The Immigrant Route #5: On finding balance and purpose
We sometimes get a little lost... but there's always a new path we discover.
“The Immigrant Route” is a column featuring personal essays on self-care and love, mental health, family, careers, and personal stories. It’s meant to share insights and POV of the writer as we follow her journey as twenty-something in NYC. To gain full access to the story, consider becoming a paid subscriber here.

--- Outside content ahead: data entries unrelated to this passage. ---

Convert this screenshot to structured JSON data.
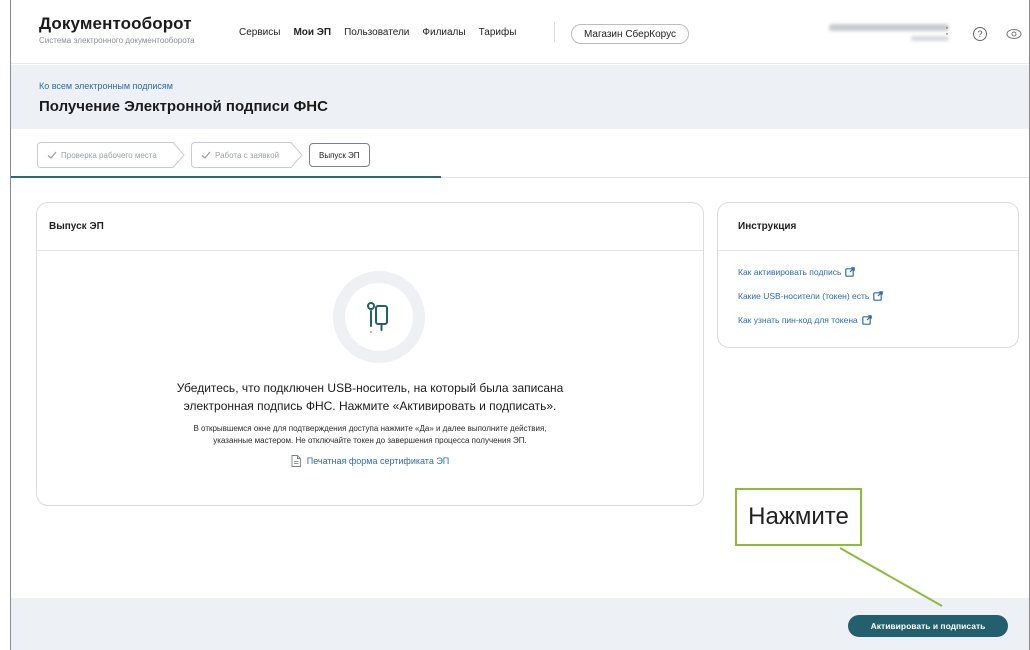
{
  "header": {
    "brand_title": "Документооборот",
    "brand_subtitle": "Система электронного документооборота",
    "nav": [
      "Сервисы",
      "Мои ЭП",
      "Пользователи",
      "Филиалы",
      "Тарифы"
    ],
    "nav_active": "Мои ЭП",
    "shop_button": "Магазин СберКорус"
  },
  "title_band": {
    "back_link": "Ко всем электронным подписям",
    "title": "Получение Электронной подписи ФНС"
  },
  "stepper": {
    "steps": [
      "Проверка рабочего места",
      "Работа с заявкой",
      "Выпуск ЭП"
    ],
    "current_index": 2
  },
  "main_card": {
    "title": "Выпуск ЭП",
    "message_line1": "Убедитесь, что подключен USB-носитель, на который была записана",
    "message_line2": "электронная подпись ФНС. Нажмите «Активировать и подписать».",
    "sub_line1": "В открывшемся окне для подтверждения доступа нажмите «Да» и далее выполните действия,",
    "sub_line2": "указанные мастером. Не отключайте токен до завершения процесса получения ЭП.",
    "cert_link": "Печатная форма сертификата ЭП"
  },
  "instructions": {
    "title": "Инструкция",
    "links": [
      "Как активировать подпись",
      "Какие USB-носители (токен) есть",
      "Как узнать пин-код для токена"
    ]
  },
  "footer": {
    "activate_button": "Активировать и подписать"
  },
  "annotation": {
    "callout_text": "Нажмите"
  },
  "colors": {
    "accent": "#235f6d",
    "link": "#2b6cb0",
    "band": "#edf0f4",
    "callout_border": "#8dbb3c"
  },
  "icons": [
    "help-icon",
    "eye-icon",
    "check-icon",
    "usb-token-icon",
    "document-icon",
    "external-link-icon"
  ]
}
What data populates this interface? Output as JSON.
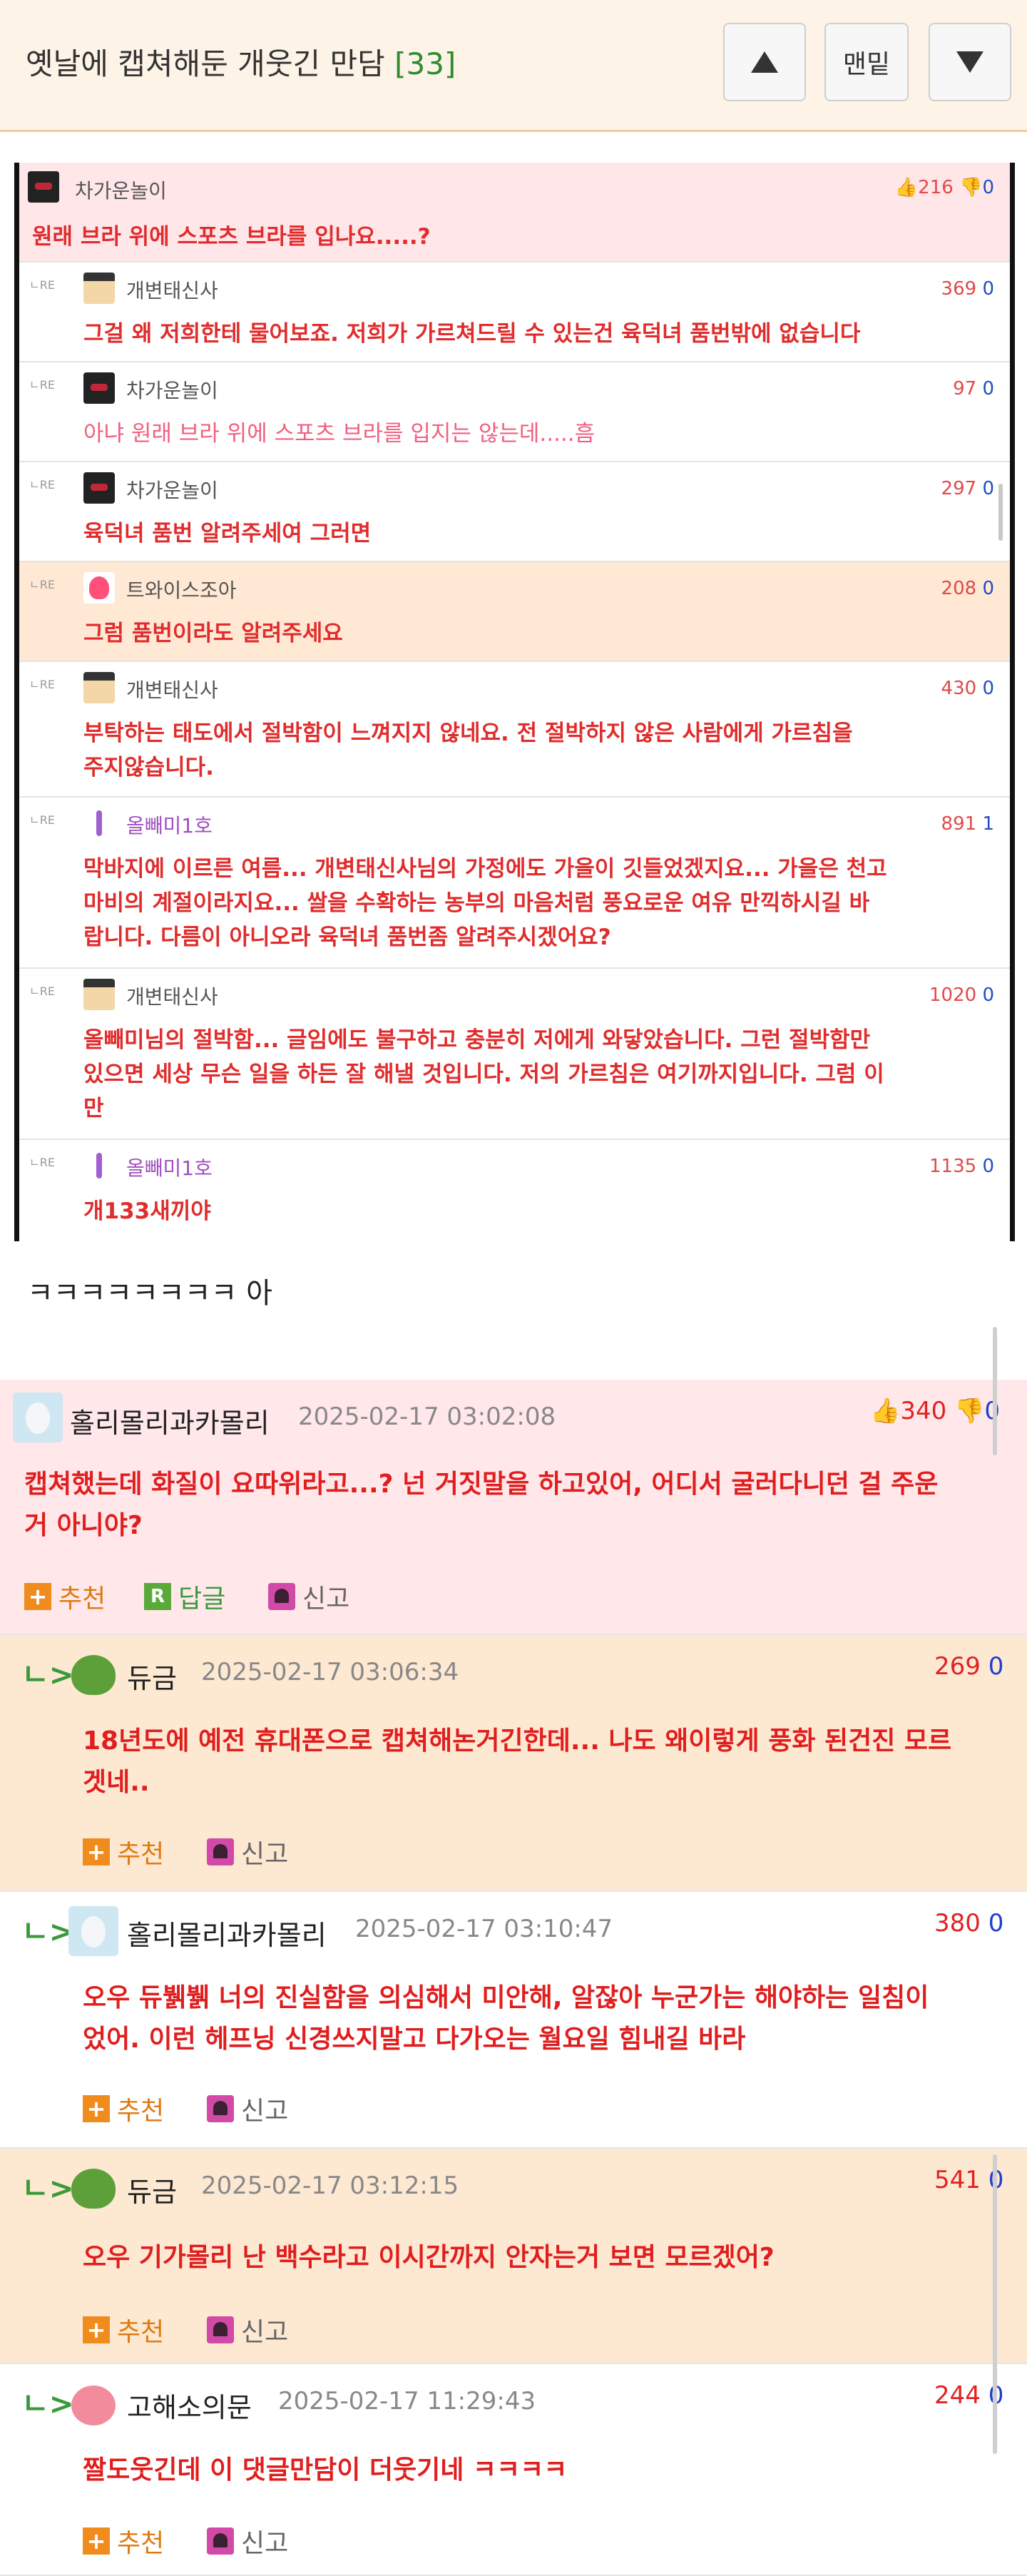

Whenever I reminisce as I look through my old photo gallery, seeing versions of myself from yesterday, last week, a year ago or two, I like to think that I’ve lived multiple lives. I’ve moved around, found and worked and left several jobs, and had various people coming in and out of my life. I went to a private university in New York where I studied something I was passionate about. I worked in a full-time job that challenged me and where I learned about the industry I wanted to be in. I got myself some designer clothes, shoes with a kitten heel, trimmed my hair: I wanted to be this woman I had envisioned. A woman with style, elegance, money. A woman with a flourishing career and a beautiful apartment. And along my escapade moving to the city chasing this vision, this dream, I experienced more of the urban realities in a post-pandemic world. And I questioned if this is truly what I wanted.
The night before my flight to the Big Apple, I couldn’t sleep. I remember my life flashed before my eyes – not the life I lived like when you’re about to die, but the life you’re imagining when you go somewhere new. I had envisioned my first apartment – a typical New York small apartment in the heart of the East Village, fire escape and all, a bustling neighborhood, and jazzy bars with bitter drinks.